Growing up, I had two heroes: A late-night talk show host from Indiana, and a Mormon baseball player from Utah. You will never guess who has disappointed me the least in my adult life. I’ll give you a hint: It’s not the guy who had an affair with one of his employees.
The Mormon from Utah is Dale Murphy, two-time MVP, seven-time All-Star, and a man who basically missed the Hall of Fame by two home runs (he ended his career with 398 dingers, and 400 HRs is as good as automatic — just ask Andre Dawson). Murph was a great baseball player, but his bigger legacy will always be that of the kindest man in the history of baseball. This is not debatable. Anyone who watched baseball in the ’80s, no matter what team they rooted for, knows this about Dale Murphy. He is one of the best human beings on the planet. Literally, no one who is familiar with Murphy will deny this. He was humble, selfless, and generous, and just a good, good man.
Murphy is 64 years old now, he has a huge Mormon family, and no offense, but — appearance-wise — he could probably be mistaken for a bad guy in a Purge movie. He still leads a fairly public life; he’s vocal on Twitter; he’s a speaker; and he writes periodically for The Athletic. As someone who has looked up to Dale Murphy all my life, I keep waiting for the other shoe to drop, for him to expose himself as a closet evil human being. But Murphy, somehow, never fails to surprise me, and to find out that he’s friendly with R.E.M. or Jason Isbell or Walton Goggins or Wilco just blows my mind. The worst anyone can say about Murphy is that he’s a very, very white person.
We live in a moment, however, where a lot of people have been showing their true selves, or when some people previously believed to be generous and kind-hearted are revealed to be, well, Ellen Degeneres. And yet Dale Murphy — hero to millions of Southern middle-aged men — is well aware of his privilege, and he knows how to use it for positive effect.
A couple of days ago, his son was hit near the eye by a rubber bullet while protesting. This is the sort of moment where we find out who Dale Murphy truly is. Here’s what we learned about Dale Murphy:
Luckily, his eye was saved due to a kind stranger that was handing out goggles to protestors shortly before the shooting and another kind stranger that drove him to the ER. Others were not so lucky and will be permanently disabled due to excessive police force— Dale Murphy (@DaleMurphy3) June 1, 2020
If you're a beneficiary of systemic racism, then you will not be able to dismantle it at no cost to yourself. You will have to put yourself at risk. It might not always result in being physically attacked, but it will require you to make yourself vulnerable.— Dale Murphy (@DaleMurphy3) June 1, 2020
I don’t know that anyone who doesn’t know who Dale Murphy is will understand what that means coming from him, but JFC, my heart swelled three sizes (sorry for the blasphemy, Dale). Also, Reggie Jackson knows what’s up.

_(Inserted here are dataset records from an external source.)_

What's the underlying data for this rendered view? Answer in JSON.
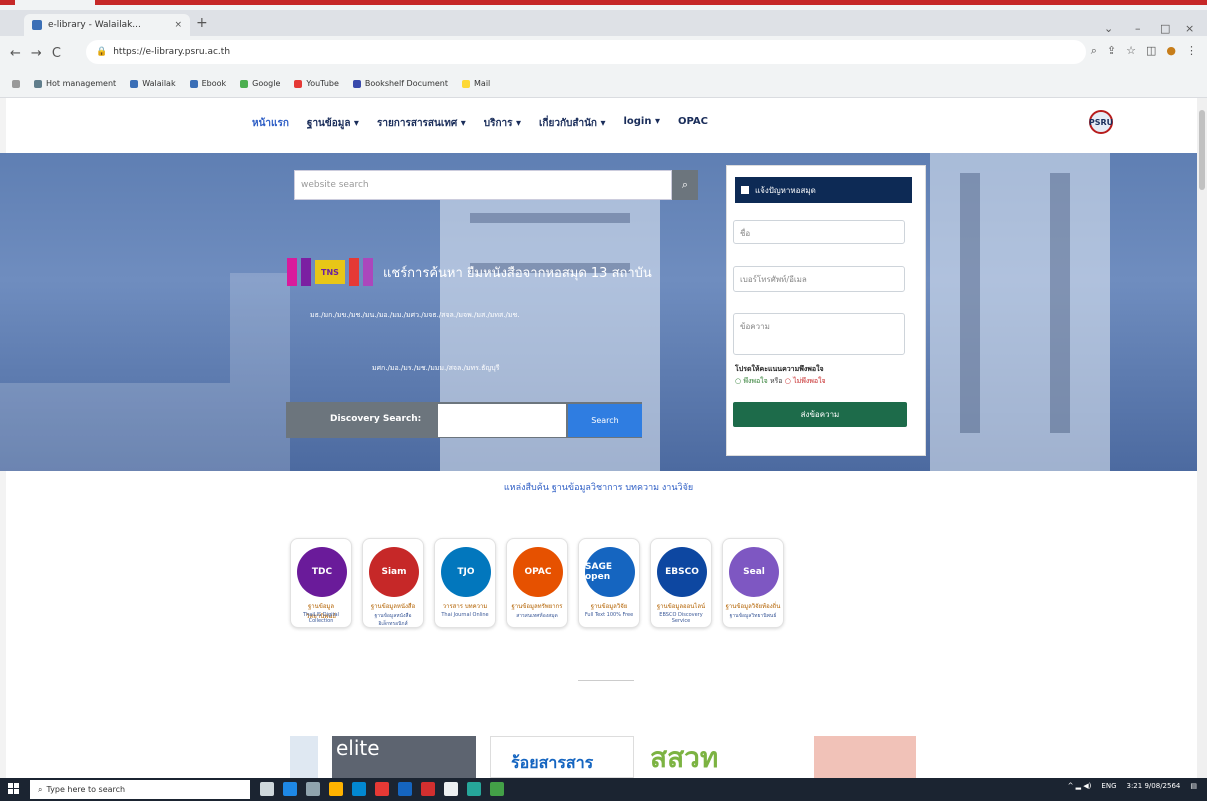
{
  "browser": {
    "tab_title": "e-library - Walailak...",
    "tab_close": "×",
    "new_tab": "+",
    "url": "https://e-library.psru.ac.th",
    "window_controls": [
      "⌄",
      "–",
      "□",
      "×"
    ],
    "nav": [
      "←",
      "→",
      "C"
    ],
    "bookmarks": [
      "Hot management",
      "Walailak",
      "Ebook",
      "Google",
      "YouTube",
      "Bookshelf Document",
      "Mail"
    ]
  },
  "site": {
    "menu": [
      "หน้าแรก",
      "ฐานข้อมูล ▾",
      "รายการสารสนเทศ ▾",
      "บริการ ▾",
      "เกี่ยวกับสำนัก ▾",
      "login ▾",
      "OPAC"
    ],
    "logo_text": "PSRU",
    "search_placeholder": "website search",
    "search_icon": "magnifier",
    "banner_mark": "TNS",
    "banner_text": "แชร์การค้นหา ยืมหนังสือจากหอสมุด 13 สถาบัน",
    "banner_sub1": "มธ./มก./มข./มช./มน./มอ./มม./มศว./มจธ./สจล./มจพ./มส./มทส./มช.",
    "banner_sub2": "มศก./มอ./มร./มช./มมม./สจล./มทร.ธัญบุรี",
    "discovery_label": "Discovery Search:",
    "discovery_button": "Search"
  },
  "panel": {
    "title": "แจ้งปัญหาหอสมุด",
    "name_placeholder": "ชื่อ",
    "contact_placeholder": "เบอร์โทรศัพท์/อีเมล",
    "message_placeholder": "ข้อความ",
    "note": "โปรดให้คะแนนความพึงพอใจ",
    "radio_yes": "○ พึงพอใจ",
    "radio_mid": "หรือ",
    "radio_no": "○ ไม่พึงพอใจ",
    "send_button": "ส่งข้อความ"
  },
  "databases": {
    "heading": "แหล่งสืบค้น ฐานข้อมูลวิชาการ บทความ งานวิจัย",
    "items": [
      {
        "art": "TDC",
        "cap1": "ฐานข้อมูลวิทยานิพนธ์",
        "cap2": "ThaiLIS Digital Collection",
        "color": "#6a1b9a"
      },
      {
        "art": "Siam",
        "cap1": "ฐานข้อมูลหนังสือ",
        "cap2": "ฐานข้อมูลหนังสืออิเล็กทรอนิกส์",
        "color": "#c62828"
      },
      {
        "art": "TJO",
        "cap1": "วารสาร บทความ",
        "cap2": "Thai Journal Online",
        "color": "#0277bd"
      },
      {
        "art": "OPAC",
        "cap1": "ฐานข้อมูลทรัพยากร",
        "cap2": "สารสนเทศห้องสมุด",
        "color": "#e65100"
      },
      {
        "art": "SAGE open",
        "cap1": "ฐานข้อมูลวิจัย",
        "cap2": "Full Text 100% Free",
        "color": "#1565c0"
      },
      {
        "art": "EBSCO",
        "cap1": "ฐานข้อมูลออนไลน์",
        "cap2": "EBSCO Discovery Service",
        "color": "#0d47a1"
      },
      {
        "art": "Seal",
        "cap1": "ฐานข้อมูลวิจัยท้องถิ่น",
        "cap2": "ฐานข้อมูลวิทยานิพนธ์",
        "color": "#7e57c2"
      }
    ]
  },
  "bottom": [
    "elite",
    "ร้อยสารสาร",
    "สสวท"
  ],
  "taskbar": {
    "search_placeholder": "Type here to search",
    "time": "3:21",
    "date": "9/08/2564",
    "lang": "ENG"
  }
}
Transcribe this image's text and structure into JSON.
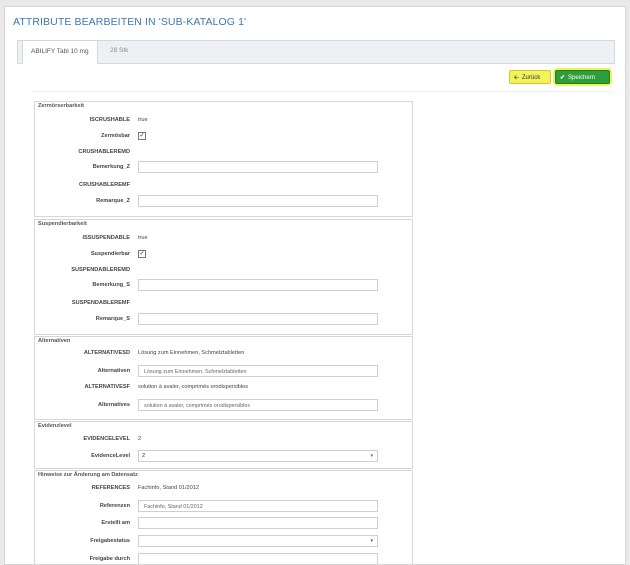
{
  "header": {
    "title": "ATTRIBUTE BEARBEITEN IN 'SUB-KATALOG 1'"
  },
  "tabs": [
    {
      "label": "ABILIFY Tabl 10 mg"
    },
    {
      "label": "28 Stk"
    }
  ],
  "toolbar": {
    "back_label": "Zurück",
    "save_label": "Speichern",
    "back_icon": "arrow-left-icon",
    "save_icon": "check-icon"
  },
  "groups": {
    "zermoerserbarkeit": {
      "legend": "Zermörserbarkeit",
      "iscrushable_label": "ISCRUSHABLE",
      "iscrushable_value": "true",
      "zermoesbar_label": "Zermösbar",
      "zermoesbar_checked": "✓",
      "crushableremd_label": "CRUSHABLEREMD",
      "bemerkung_label": "Bemerkung_Z",
      "bemerkung_value": "",
      "crushableremf_label": "CRUSHABLEREMF",
      "remarque_label": "Remarque_Z",
      "remarque_value": ""
    },
    "suspendierbarkeit": {
      "legend": "Suspendierbarkeit",
      "issuspendable_label": "ISSUSPENDABLE",
      "issuspendable_value": "true",
      "suspendierbar_label": "Suspendierbar",
      "suspendierbar_checked": "✓",
      "suspendableremd_label": "SUSPENDABLEREMD",
      "bemerkung_label": "Bemerkung_S",
      "bemerkung_value": "",
      "suspendableremf_label": "SUSPENDABLEREMF",
      "remarque_label": "Remarque_S",
      "remarque_value": ""
    },
    "alternativen": {
      "legend": "Alternativen",
      "alternativesd_label": "ALTERNATIVESD",
      "alternativesd_value": "Lösung zum Einnehmen, Schmelztabletten",
      "alternativen_label": "Alternativen",
      "alternativen_value": "Lösung zum Einnehmen, Schmelztabletten",
      "alternativesf_label": "ALTERNATIVESF",
      "alternativesf_value": "solution à avaler, comprimés orodispersibles",
      "alternatives_label": "Alternatives",
      "alternatives_value": "solution à avaler, comprimés orodispersibles"
    },
    "evidenzlevel": {
      "legend": "Evidenzlevel",
      "evidencelevel_label": "EVIDENCELEVEL",
      "evidencelevel_value": "2",
      "evidencelevel2_label": "EvidenceLevel",
      "evidencelevel2_value": "2"
    },
    "hinweise": {
      "legend": "Hinweise zur Änderung am Datensatz",
      "references_label": "REFERENCES",
      "references_value": "Fachinfo, Stand 01/2012",
      "referenzen_label": "Referenzen",
      "referenzen_value": "Fachinfo, Stand 01/2012",
      "erstellt_label": "Erstellt am",
      "erstellt_value": "",
      "freigabestatus_label": "Freigabestatus",
      "freigabestatus_value": "",
      "freigabe_durch_label": "Freigabe durch",
      "freigabe_durch_value": ""
    }
  }
}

Thank you Dale#3. Your understanding of systemic racism i am thankful for. I pray for your sons full recovery. And yes you’re a HOFER in my mind— Reggie Jackson (@mroctober) June 1, 2020
However, it also meant that Murphy has probably incurred backlash for the first time in his life, all from racists subhumans like former Philly/Met Lenny Dykstra. Murphy didn’t put himself physically at risk, but by speaking out, he made himself vulnerable to attacks from racist fans and fellow baseball players. But he also used his platform in a positive way, to speak to other white people about what former NBA player Steve Nash correctly notes is “a white problem.” Some of Murph’s fans will reject his message, but a lot of white people who love and respect and admire him will listen, which only strengthens Murphy’s legacy — not as a man who deserves to be in the HOF — but as one of the best human beings in all of sports.